Or un apôtre n’a pas à attirer à lui, mais à Jésus. C’est bien ce que Paul essaye de dire au milieu de sa défense de son propre ministère, que nous avons entendue. Et nous, nous savons bien tout le mal que peut faire un pasteur, qu’il ait le titre ou pas, lorsqu’il est pris – ou lorsqu’il se prend – pour un gourou. Paul ne le veut pas, et il semble bien qu’il ne le puisse pas non plus. Ce qu’il veut, à travers sa vie et son ministère qui sont désormais inséparables, c’est désigner le Christ Jésus comme seul Seigneur et Sauveur. Pas lui, Paul, mais Jésus. Et pourtant, si l’on ne veut pas faire dans le discours théorique, comment désigner le Christ sans parler un peu de soi ? Comment désigner la seigneurie de Jésus sinon en montrant qu’on en est serviteur ? Comment parler du Dieu de la Bible sans manifester qu’on lui fait confiance ? Car que serait un seigneur auquel on n’obéirait pas, ou alors seulement quand on en aurait envie ? Et que serait un dieu à qui on ne ferait pas confiance ? La foi n’est pas une page d’un traité d’histoire des religions, mais c’est une relation vivante. Et comment parler d’une relation sans se découvrir soi-même tel que cette relation nous a changé ? C’est comme l’amoureux qui, disant « je l’aime », parle en fait autant de son amour à lui que de la personne aimée, mais pourtant c’est bien à celle-ci qu’il rend témoignage en disant cela…
Alors Paul parle de lui. De ce qu’il a souffert à cause de Jésus, à cause de sa foi en lui. Mais ce disant, il sait bien qu’il ne fait pas ce qu’il devrait. Qu’importent en effet ses propres souffrances, au regard de ce que Christ a souffert pour le salut du monde, et pour le salut de chacun en particulier : et de Paul et de vous et de moi. Pourtant il les raconte, ses souffrances, ses tribulations – comme on disait autrefois – il les raconte comme on décrirait le champ qui a été ensemencé, et ça pousse ! Il raconte ce que son apostolat, mais aussi son amour pour les gens, l’a amené à subir. Et il raconte aussi, et c’est le cœur de notre texte, une expérience spirituelle impossible à raconter. C’est comme lorsque vous avez vraiment rencontré quelqu’un, et qu’on vous demande ce que vous vous êtes dit, et que vous répondez juste « on a parlé » … En tout cas c’est comme ça que moi, je réponds. Ça répond, et ça ne répond pas, mais peut-on dire autre chose ? Redire les mots ne rendrait pas du tout compte de la relation dans laquelle ils ont été échangés. Lorsqu’on est capable de redire les mots, c’est peut-être qu’il n’y a eu que des mots…

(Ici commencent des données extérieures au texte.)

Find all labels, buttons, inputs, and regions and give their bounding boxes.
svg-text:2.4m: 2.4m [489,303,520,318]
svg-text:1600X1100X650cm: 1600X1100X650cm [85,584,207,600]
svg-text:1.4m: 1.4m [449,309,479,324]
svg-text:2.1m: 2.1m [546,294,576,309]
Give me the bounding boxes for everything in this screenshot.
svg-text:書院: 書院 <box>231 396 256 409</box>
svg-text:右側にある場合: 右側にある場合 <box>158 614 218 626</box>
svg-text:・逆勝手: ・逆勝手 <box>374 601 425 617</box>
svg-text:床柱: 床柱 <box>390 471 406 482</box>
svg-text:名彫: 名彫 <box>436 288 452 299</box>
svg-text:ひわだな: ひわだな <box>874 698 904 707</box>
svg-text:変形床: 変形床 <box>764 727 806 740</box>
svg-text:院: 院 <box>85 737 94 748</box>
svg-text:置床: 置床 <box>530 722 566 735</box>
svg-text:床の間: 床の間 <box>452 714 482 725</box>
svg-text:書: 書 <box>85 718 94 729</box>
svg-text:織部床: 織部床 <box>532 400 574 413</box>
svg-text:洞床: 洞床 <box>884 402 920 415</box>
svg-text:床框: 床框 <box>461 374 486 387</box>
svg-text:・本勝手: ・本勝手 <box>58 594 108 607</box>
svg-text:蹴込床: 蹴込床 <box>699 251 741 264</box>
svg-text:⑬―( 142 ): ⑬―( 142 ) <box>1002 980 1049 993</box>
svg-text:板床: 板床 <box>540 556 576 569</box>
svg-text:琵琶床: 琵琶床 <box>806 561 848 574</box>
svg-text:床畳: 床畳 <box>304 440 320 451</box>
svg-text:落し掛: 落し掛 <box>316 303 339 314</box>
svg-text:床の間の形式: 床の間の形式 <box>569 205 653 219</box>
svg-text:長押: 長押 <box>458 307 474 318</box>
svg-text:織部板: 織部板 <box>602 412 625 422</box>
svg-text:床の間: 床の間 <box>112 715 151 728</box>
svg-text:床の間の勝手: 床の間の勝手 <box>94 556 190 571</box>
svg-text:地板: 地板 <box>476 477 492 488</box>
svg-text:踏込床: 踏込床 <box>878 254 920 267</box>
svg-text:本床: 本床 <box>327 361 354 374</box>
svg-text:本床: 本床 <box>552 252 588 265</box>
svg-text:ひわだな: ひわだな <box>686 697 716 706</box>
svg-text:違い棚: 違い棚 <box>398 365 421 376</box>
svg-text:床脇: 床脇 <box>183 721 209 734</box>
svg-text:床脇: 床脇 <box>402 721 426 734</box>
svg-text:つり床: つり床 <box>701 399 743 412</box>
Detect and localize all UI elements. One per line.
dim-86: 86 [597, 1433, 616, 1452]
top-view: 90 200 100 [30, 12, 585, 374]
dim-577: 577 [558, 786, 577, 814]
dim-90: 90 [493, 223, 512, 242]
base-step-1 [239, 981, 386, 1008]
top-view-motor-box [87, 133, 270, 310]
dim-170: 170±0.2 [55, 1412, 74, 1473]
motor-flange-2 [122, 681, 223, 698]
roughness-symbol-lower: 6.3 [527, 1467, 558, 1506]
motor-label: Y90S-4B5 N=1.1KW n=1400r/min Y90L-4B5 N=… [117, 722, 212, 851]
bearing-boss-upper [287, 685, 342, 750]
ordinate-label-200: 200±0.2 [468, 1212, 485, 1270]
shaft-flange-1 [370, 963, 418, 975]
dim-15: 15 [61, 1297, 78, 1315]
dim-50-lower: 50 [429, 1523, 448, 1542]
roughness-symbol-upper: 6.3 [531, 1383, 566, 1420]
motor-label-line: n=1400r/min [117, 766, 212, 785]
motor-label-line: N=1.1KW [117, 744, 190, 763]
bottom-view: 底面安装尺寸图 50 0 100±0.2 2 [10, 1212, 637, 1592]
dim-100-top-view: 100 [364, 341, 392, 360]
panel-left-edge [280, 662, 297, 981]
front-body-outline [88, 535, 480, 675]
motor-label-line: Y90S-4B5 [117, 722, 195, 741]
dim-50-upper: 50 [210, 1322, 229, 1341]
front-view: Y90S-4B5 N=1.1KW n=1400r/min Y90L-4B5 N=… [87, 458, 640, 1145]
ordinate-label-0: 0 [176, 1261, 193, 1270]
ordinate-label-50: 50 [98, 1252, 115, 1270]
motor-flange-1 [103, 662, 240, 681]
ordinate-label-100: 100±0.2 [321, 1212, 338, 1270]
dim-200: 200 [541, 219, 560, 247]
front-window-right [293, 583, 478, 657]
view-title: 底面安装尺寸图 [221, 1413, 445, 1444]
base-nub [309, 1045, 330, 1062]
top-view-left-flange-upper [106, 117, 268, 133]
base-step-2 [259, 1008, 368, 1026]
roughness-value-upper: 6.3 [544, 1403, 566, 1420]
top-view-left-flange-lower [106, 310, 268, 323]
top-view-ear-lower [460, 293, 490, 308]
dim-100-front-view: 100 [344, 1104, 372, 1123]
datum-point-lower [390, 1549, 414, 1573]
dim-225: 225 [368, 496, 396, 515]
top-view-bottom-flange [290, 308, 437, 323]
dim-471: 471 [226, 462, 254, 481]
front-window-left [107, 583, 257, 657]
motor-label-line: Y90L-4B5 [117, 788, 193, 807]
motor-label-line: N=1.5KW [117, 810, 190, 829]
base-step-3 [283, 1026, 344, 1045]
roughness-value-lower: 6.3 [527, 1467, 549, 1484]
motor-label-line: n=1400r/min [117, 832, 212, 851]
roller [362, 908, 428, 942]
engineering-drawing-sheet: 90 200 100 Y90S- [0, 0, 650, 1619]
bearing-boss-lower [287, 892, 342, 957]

Entre Paul et son Seigneur, il n’y a pas eu que des mots. Et donc, Paul est incapable de raconter l’inénarrable. Le descriptif qu’il en fait, à base d’images plus ou moins mythologiques, est en lui-même sans intérêt. Ce qui est intéressant, c’est la manière, et puis c’est la suite, pour nous qui ne sommes que de simples auditeurs de ce récit. C’est le refus que fait Paul, auquel il est contraint, refus d’en tirer une quelconque gloire. Quand vous répondez comme moi « on a parlé », les gens qui voulaient savoir ce que vous vous êtes dit s’en vont déçus et vous prennent pour quelqu’un d’inintéressant ! Mais surtout, cette incapacité d’en parler vraiment rend visible pour Paul et chez lui une autre vraie incapacité bien plus large, encore que là non plus il n’en dise pas le détail. C’est même cette incapacité qui définit Paul, à ses yeux comme à ceux du Seigneur. Ainsi, ce n’est pas la capacité de Paul – qui risque de cacher le Christ – c’est son incapacité qui le dévoile. Si je parle une langue que je maîtrise, alors on admire ma maîtrise, mais écoute-t-on mes paroles ? Si je parle une langue que je ne connais pas, alors je manifeste qu’un autre parle à travers moi, et c’est lui qu’on écoute… Ainsi la faiblesse de Paul permet à la gloire du Christ de se manifester à travers lui.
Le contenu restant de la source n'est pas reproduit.